How do we choose the next England manager? We no longer turn to a committee of octogenarian football administrators, but there are always the sports editors of the tabloid press, TV pundits and Glenn Hoddle’s spiritual healer. And if they can’t help, says Luke Harvey, we could do better than consult ancient Chinese history …
The empire, long divided must unite; long united must divide.
Perhaps a quote taken from Jonathan Hu’s novel recalling the 206 BC-220 AD period of ancient China needs a bit of a stretch to apply to today’s England national football team. But in my view, it can be used to offer an accurate portrayal of a collection of footballers in utter disarray.
When we picked up the pieces from Steve McClaren’s disastrous reign as England manager, the divided England empire would then be united under the tricolour of Italy, the green, white and red of Fabio Capello’s home nation. In came a clichéd “no-nonsense man” – undoubtedly to improve the squad following the “nonsense man” who preceded him.
And with the managerial change, English hopes were also renewed. The World Cup would definitely be coming home with us in 2010 as England would reign supreme again. Our empire was well and truly united.
But just as cracks began to surface within the fragile Han dynasty of ancient China, they began to show too within our own united empire. The John Terry and Ashley Cole scandals surfaced; David Beckham got injured; we lacked a top class goalkeeper; the hopes of a nation rested squarely on one potato-faced striker and finally Rio Ferdinand’s tournament ended just before it could start.
By the time the team was dumped out of the World Cup at the hands of the ruthless and unmerciful Germans, our empire was well and truly divided once more. When the Han dynasty collapsed, in excess of 20 rulers vied to unite the land. Those rulers have their modern day counterparts: the Harry Redknapps, Roy Hodgsons, Sam Allardyces and… er… Steve Coppells if you believe some sick and twisted bookmaker’s mind.
Harry Redknapp, having tried to remain respectfully quiet about the manager’s job throughout the duration of the World Cup, could contain himself no longer. As the arms of the players, managers, fans and media criss-crossed in pointing fingers of blame at one another; Redknapp quietly auditioned himself for the job, starting in his column in The Sun.
“What English man wouldn’t want the job?” Well my first guess would be Steve McClaren, and my second guess would be reserved for any sane human being who doesn’t want the press camping on his lawn and becoming a national hate figure.
In fact, Harry Redknapp approached the situation with all the dignity and respect of – well – Harry Redknapp. Will he take the job having guided Tottenham to Champions’ League football? I’m sure whoever offers him the most money will end up getting his undivided attention.

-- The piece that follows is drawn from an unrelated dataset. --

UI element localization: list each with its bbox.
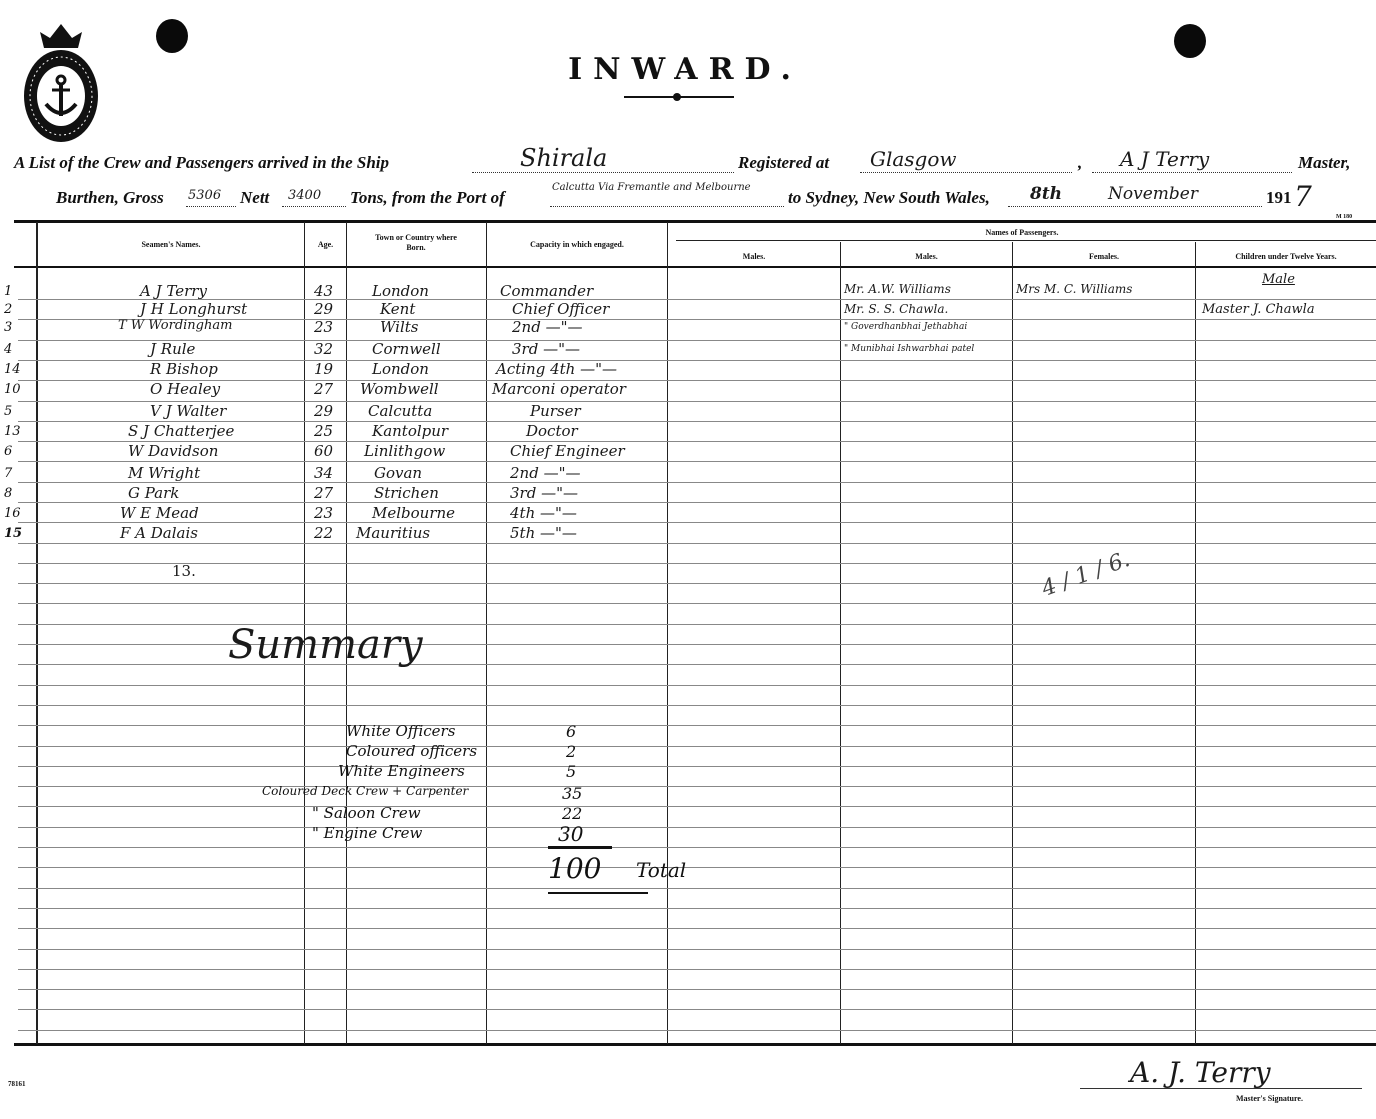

Roy Hodgson is set to turn down the chance to be hated by the nation and will instead opt to just being hated within Liverpool. Martin O’Neill is Northern Irish, which somewhat backtracks on our jingoistic belief that we must have an English manager once more. Furthermore, Sam Allardyce is too dull, David Beckham too dumb, and Steve Coppell too dire to become the manager of a nation.
And anyone who thinks that any of the aforementioned managers could inspire our collection of players any more so than Capello could manage is wrong.
Yes, the flaws of the team and formation could be seen in the Mexico and Japan matches prior to the World Cup – two teams who reached the same stage as us no less. Yes, Capello opted to overlook Darren Bent which did not endear him to Sunderland fans whatsoever. And yes, our team step off the plane as humiliated losers.
But we could do a lot worse than Capello, and if we replace him now, I have no doubt that we will.
I agree that there should be a change of personnel. Just I believe it should be in the boardroom and on the pitch – just not on the sidelines. The FA wants shaken up, the players just want shaken but I’d rather have Capello in charge than Messrs Redknapp, Allardyce et al.
Fabio Capello; you have my backing. I like to think that is at least of equal value to you as similar words of the lips of Phil Gartside.